The potential top US General in the Middle East has warned that a war in Ukraine between Western powers and Russia would likely spill over into the Middle East, seeming to confirm fears that some already hold.
In his hearing for the nomination for the head of the US Central Command yesterday, Lieutenant General, Michael E. Kurilla, told the Senate Armed Services Committee that "If Russia does invade Ukraine they would not hesitate to be able to act as a spoiler in Syria as well".
Over the past few months, Russian forces have been massing at their border with Ukraine in an apparent threat to invade it and annex the rest or other parts of the country, resulting in NATO member states deploying their forces and equipment to the region in an attempt to deter such an attack.

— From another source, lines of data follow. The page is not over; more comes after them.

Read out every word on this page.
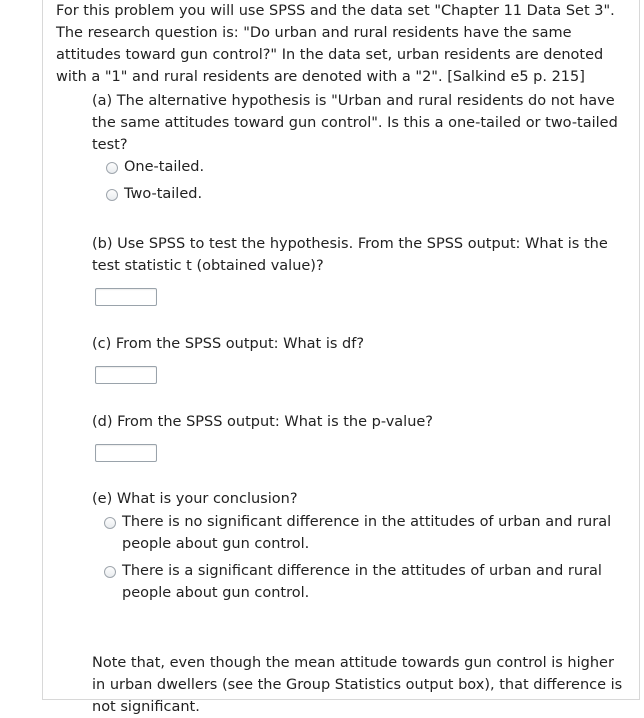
For this problem you will use SPSS and the data set "Chapter 11 Data Set 3". The research question is: "Do urban and rural residents have the same attitudes toward gun control?" In the data set, urban residents are denoted with a "1" and rural residents are denoted with a "2". [Salkind e5 p. 215]

(a) The alternative hypothesis is "Urban and rural residents do not have the same attitudes toward gun control". Is this a one-tailed or two-tailed test?

One-tailed.
Two-tailed.

(b) Use SPSS to test the hypothesis. From the SPSS output: What is the test statistic t (obtained value)?

(c) From the SPSS output: What is df?

(d) From the SPSS output: What is the p-value?

(e) What is your conclusion?

There is no significant difference in the attitudes of urban and rural people about gun control.
There is a significant difference in the attitudes of urban and rural people about gun control.

Note that, even though the mean attitude towards gun control is higher in urban dwellers (see the Group Statistics output box), that difference is not significant.
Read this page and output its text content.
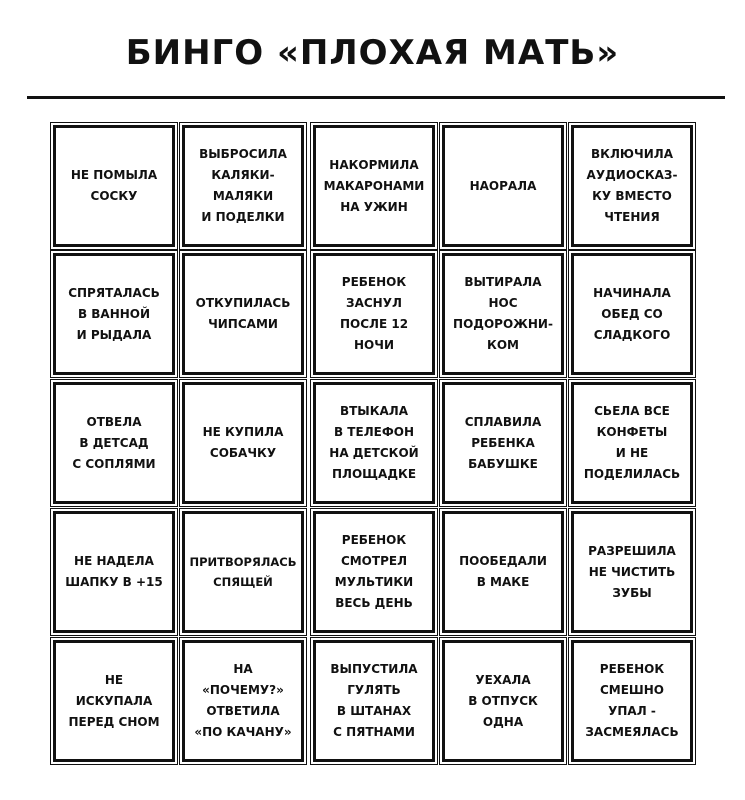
БИНГО «ПЛОХАЯ МАТЬ»
НЕ ПОМЫЛА
СОСКУ
ВЫБРОСИЛА
КАЛЯКИ-
МАЛЯКИ
И ПОДЕЛКИ
НАКОРМИЛА
МАКАРОНАМИ
НА УЖИН
НАОРАЛА
ВКЛЮЧИЛА
АУДИОСКАЗ-
КУ ВМЕСТО
ЧТЕНИЯ
СПРЯТАЛАСЬ
В ВАННОЙ
И РЫДАЛА
ОТКУПИЛАСЬ
ЧИПСАМИ
РЕБЕНОК
ЗАСНУЛ
ПОСЛЕ 12
НОЧИ
ВЫТИРАЛА
НОС
ПОДОРОЖНИ-
КОМ
НАЧИНАЛА
ОБЕД СО
СЛАДКОГО
ОТВЕЛА
В ДЕТСАД
С СОПЛЯМИ
НЕ КУПИЛА
СОБАЧКУ
ВТЫКАЛА
В ТЕЛЕФОН
НА ДЕТСКОЙ
ПЛОЩАДКЕ
СПЛАВИЛА
РЕБЕНКА
БАБУШКЕ
СЬЕЛА ВСЕ
КОНФЕТЫ
И НЕ
ПОДЕЛИЛАСЬ
НЕ НАДЕЛА
ШАПКУ В +15
ПРИТВОРЯЛАСЬ
СПЯЩЕЙ
РЕБЕНОК
СМОТРЕЛ
МУЛЬТИКИ
ВЕСЬ ДЕНЬ
ПООБЕДАЛИ
В МАКЕ
РАЗРЕШИЛА
НЕ ЧИСТИТЬ
ЗУБЫ
НЕ
ИСКУПАЛА
ПЕРЕД СНОМ
НА
«ПОЧЕМУ?»
ОТВЕТИЛА
«ПО КАЧАНУ»
ВЫПУСТИЛА
ГУЛЯТЬ
В ШТАНАХ
С ПЯТНАМИ
УЕХАЛА
В ОТПУСК
ОДНА
РЕБЕНОК
СМЕШНО
УПАЛ -
ЗАСМЕЯЛАСЬ
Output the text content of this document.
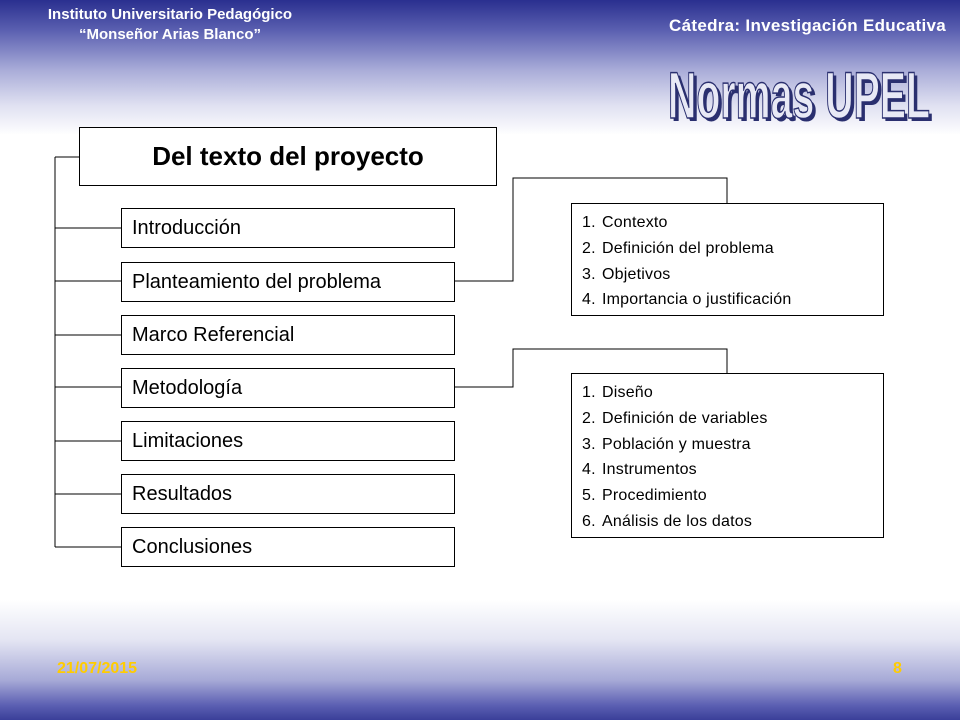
Instituto Universitario Pedagógico
“Monseñor Arias Blanco”	Cátedra: Investigación Educativa
Normas UPEL
Normas UPEL
Del texto del proyecto
Introducción
Planteamiento del problema
Marco Referencial
Metodología
Limitaciones
Resultados
Conclusiones
1. Contexto
2. Definición del problema
3. Objetivos
4. Importancia o justificación
1. Diseño
2. Definición de variables
3. Población y muestra
4. Instrumentos
5. Procedimiento
6. Análisis de los datos
21/07/2015	8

Talks between Russian President, Vladimir Putin, and various Western leaders have taken place over the months in efforts to calm the tensions, but the possibility of an offensive by Moscow or the breakout of conflict still remains uncertain to many.
The assessment of Kurilla, however, who is set to take over from retiring Marine General, Frank McKenzie, would mean that the war in Ukraine could have far-reaching consequences and may impact areas such as Syria, where Russia already has forces stationed in.
Although he did not elaborate further on his prediction, he stressed that "the United States faces a new era of strategic competition with China and Russia that is not confined to one geographical region and extends into the [Central Command] area of responsibility" which he would oversee.
Kurilla expanded on the role of China as a rising adversary to the US, saying that while Washington "rightfully prioritises competition with China, we must remain engaged in the Middle East and Central and South Asia." Those areas, he insisted, will be a main battleground between American and Chinese influence, pointing out that 18 of the 21 countries in the Central Command region have already signed strategic agreements with Beijing.
The projected top US General also advocated a pragmatic approach to dealing with the Taliban government in Afghanistan, up to the point of possibly working with it to combat the Daesh terror group in the country. Washington must also find ways to alleviate the humanitarian crisis in Afghanistan, Kurilla said, proposing helping the Taliban deliver food packages and essentials.